23 October 2005

Nature Cell Biology doi:10.1038/ncb1314

The paradoxical behaviour of Krüppel-like Factor 4 (KLF4) - both a tumour-supressor or oncogenic, depending on the context - is given an explanation in the November issue of Nature Cell Biology. KLF4 regulates genes involved in cell division and embryonic development, and has been implicated in gastro-intestinal cancer as a tumour suppressor. In other settings, such as breast cancer, KLF4 is overexpressed and positively contributes to tumorigenesis.

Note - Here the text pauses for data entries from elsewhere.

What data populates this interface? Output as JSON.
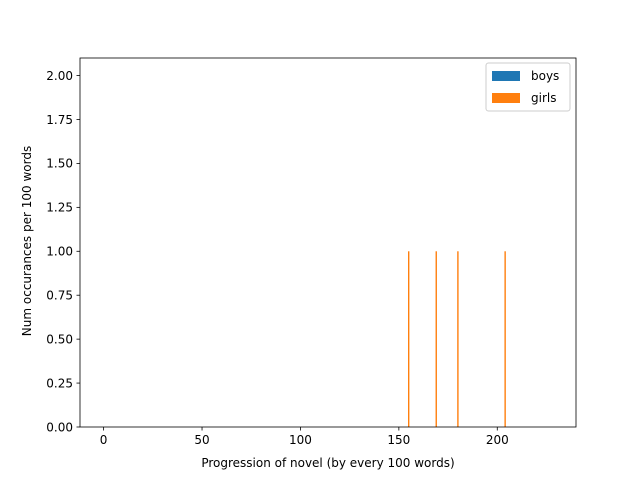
{
  "chart_data": {
    "type": "bar",
    "title": "",
    "xlabel": "Progression of novel (by every 100 words)",
    "ylabel": "Num occurances per 100 words",
    "xlim": [
      -12,
      240
    ],
    "ylim": [
      0,
      2.1
    ],
    "xticks": [
      0,
      50,
      100,
      150,
      200
    ],
    "xtick_labels": [
      "0",
      "50",
      "100",
      "150",
      "200"
    ],
    "yticks": [
      0,
      0.25,
      0.5,
      0.75,
      1.0,
      1.25,
      1.5,
      1.75,
      2.0
    ],
    "ytick_labels": [
      "0.00",
      "0.25",
      "0.50",
      "0.75",
      "1.00",
      "1.25",
      "1.50",
      "1.75",
      "2.00"
    ],
    "legend_position": "top-right",
    "grid": false,
    "series": [
      {
        "name": "boys",
        "color": "#1f77b4",
        "points": []
      },
      {
        "name": "girls",
        "color": "#ff7f0e",
        "points": [
          {
            "x": 155,
            "y": 1
          },
          {
            "x": 169,
            "y": 1
          },
          {
            "x": 180,
            "y": 1
          },
          {
            "x": 204,
            "y": 1
          }
        ]
      }
    ]
  }
}
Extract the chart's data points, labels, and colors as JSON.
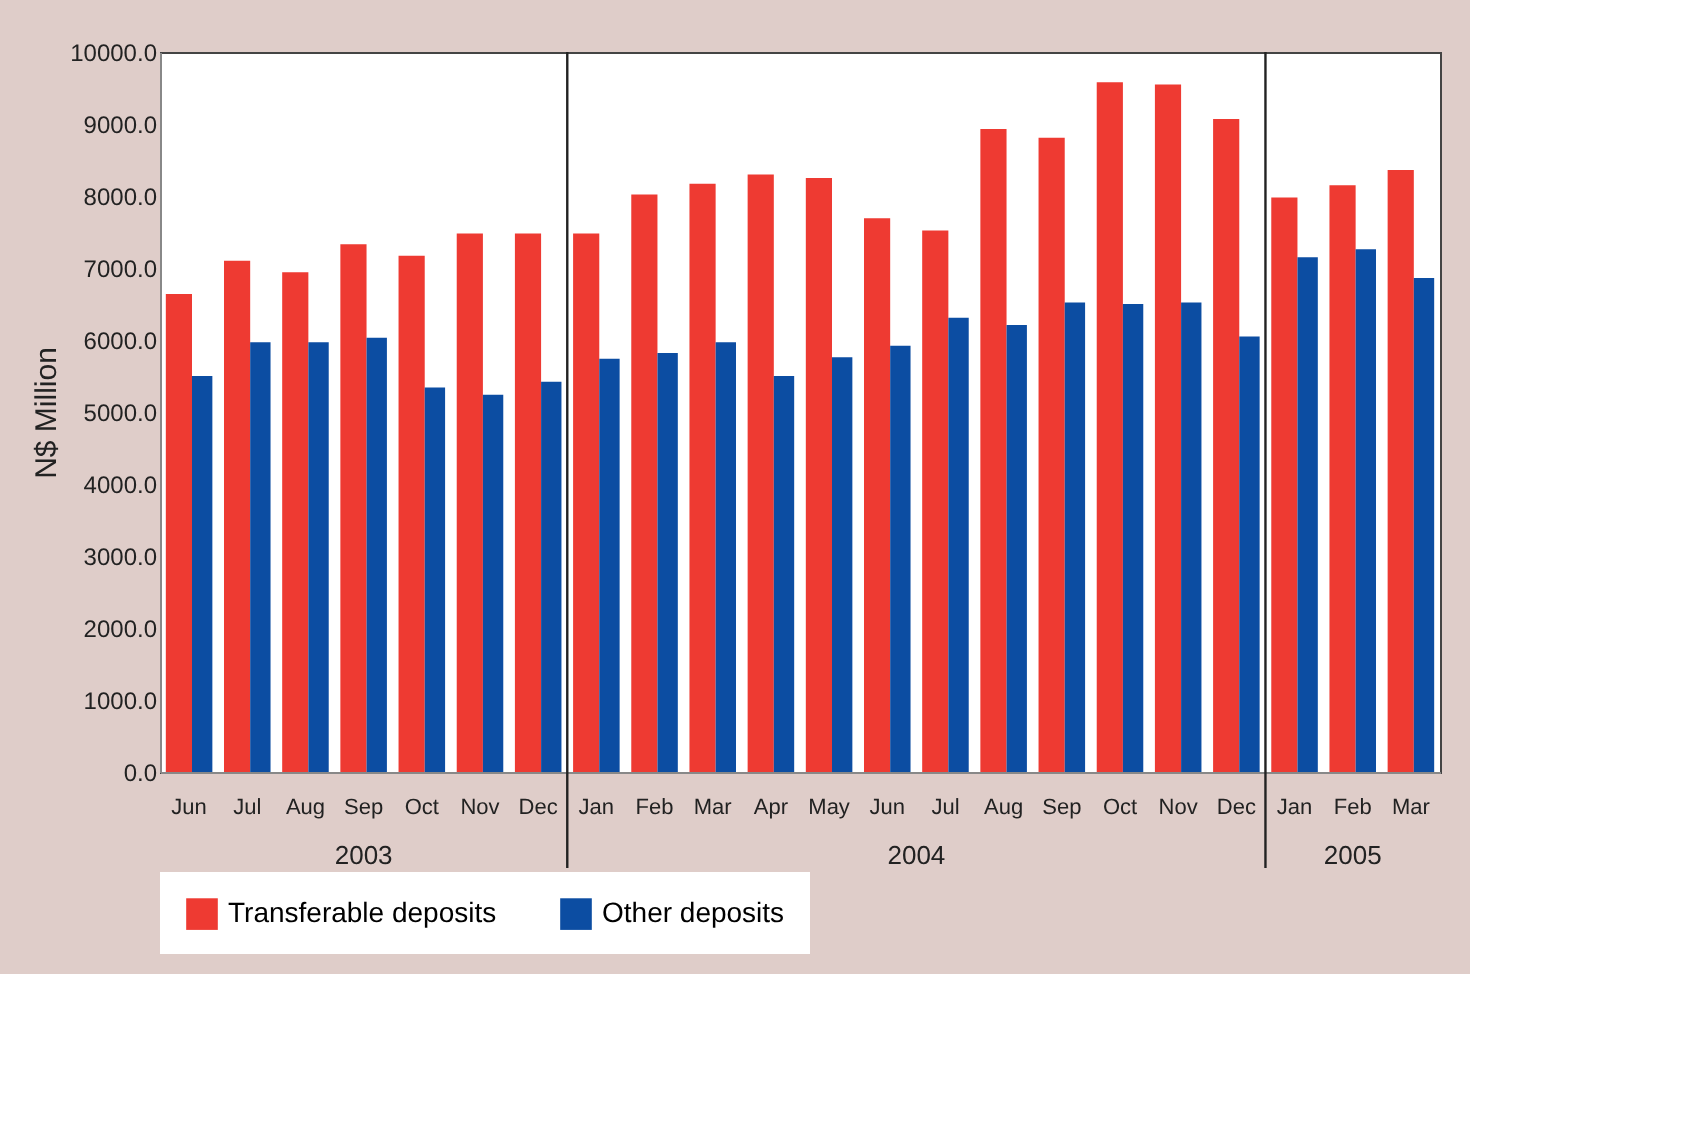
{
  "chart_data": {
    "type": "bar",
    "ylabel": "N$ Million",
    "categories": [
      "Jun",
      "Jul",
      "Aug",
      "Sep",
      "Oct",
      "Nov",
      "Dec",
      "Jan",
      "Feb",
      "Mar",
      "Apr",
      "May",
      "Jun",
      "Jul",
      "Aug",
      "Sep",
      "Oct",
      "Nov",
      "Dec",
      "Jan",
      "Feb",
      "Mar"
    ],
    "series": [
      {
        "name": "Transferable deposits",
        "color": "#ee3a32",
        "values": [
          6640,
          7100,
          6940,
          7330,
          7170,
          7480,
          7480,
          7480,
          8020,
          8170,
          8300,
          8250,
          7690,
          7520,
          8930,
          8810,
          9580,
          9550,
          9070,
          7980,
          8150,
          8360
        ]
      },
      {
        "name": "Other deposits",
        "color": "#0c4da2",
        "values": [
          5500,
          5970,
          5970,
          6030,
          5340,
          5240,
          5420,
          5740,
          5820,
          5970,
          5500,
          5760,
          5920,
          6310,
          6210,
          6520,
          6500,
          6520,
          6050,
          7150,
          7260,
          6860
        ]
      }
    ],
    "ylim": [
      0,
      10000
    ],
    "yticks": [
      {
        "value": 0,
        "label": "0.0"
      },
      {
        "value": 1000,
        "label": "1000.0"
      },
      {
        "value": 2000,
        "label": "2000.0"
      },
      {
        "value": 3000,
        "label": "3000.0"
      },
      {
        "value": 4000,
        "label": "4000.0"
      },
      {
        "value": 5000,
        "label": "5000.0"
      },
      {
        "value": 6000,
        "label": "6000.0"
      },
      {
        "value": 7000,
        "label": "7000.0"
      },
      {
        "value": 8000,
        "label": "8000.0"
      },
      {
        "value": 9000,
        "label": "9000.0"
      },
      {
        "value": 10000,
        "label": "10000.0"
      }
    ],
    "annotations": [
      "2003",
      "2004",
      "2005"
    ],
    "grid": false,
    "legend": "bottom"
  }
}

The team found that KLF4 allows cells to avoid senescence - a process of cellular ageing resulting in loss of cell division. However, KLF4 was also found to be a potent inhibitor of proliferation in normal non-senescing cells. This switch in behaviour is linked to several genes known to have key roles in cell growth and cancer. KLF4 represses the tumour suppressor p53, while at the same time activating the p21CIP1 cell-cycle inhibitor. p21CIP1 function is lost in most cancers. In this context the repression of p53 frees cells from the shackles of this important growth regulator to expose KLF4's hidden growth-promoting potential. This allows for cell transformation, as well as suppression of cell suicide, or apoptosis.

Depletion of KLF4 from breast cancer cells restored expression of the cancer surveillance gene p53 and allowed apoptosis to occur. These data show that overexpression of KLF4 and loss of p21CIP1 co-operate in cancer formation. The study suggests that, depending on the setting, KLF4 is an enticing target for cancer therapy. However, in cases where p21CIP1 is active, inhibition of KLF4 may actually promote cancer formation. This study is a striking example of the importance of thoroughly understanding the molecular role of cancer genes before designing therapeutic approaches.

9 October 2005

Nature Cell Biology doi:10.1038/ncb1313

Keeping an eye on cholesterol can reduce the risk of heart disease and stroke but new research shows how it may also have benefits for warding off Alzheimer's disease. The function of a mysterious protein, how it affects Alzheimer's and its link to cholesterol is reported in the November issue of Nature Cell Biology.

Studies suggest that high cholesterol levels can be linked with increasing levels of a protein called amyloid-beta (AΒ). Accumulation of this protein is a central feature of Alzheimer's and thought to lead to the neuronal dysfunction and death associated with Alzheimer's. Produced in normal cells, AB comes from a larger protein called amyloid precursor protein (APP). The normal function of both remains a mystery but AB's levels increase sharply in Alzheimer's.

Tobias Hartmann and colleagues examined whether APP and AB could affect lipid metabolism. Cells derived from mice, engineered to remove expression of the enzymes that generate AB had higher levels of cholesterol and of another lipid called sphingomyelin. The team pinpointed these effects to altered activities of two key enzymes in the metabolic pathways of these lipids. They also restored normal levels of these lipids and the enzyme activities by treating these cells with AB. The authors concluded that one function of normal APP is in lipid metabolism - a surprising finding. This study also suggest the existence of a loop - AB levels are controlled by lipids and lipids, in turn, control AB levels - so, such a spiralling mechanism could result in the abnormally high AB levels seen in Alzheimer's, having clear consequences for designing therapeutic interventions.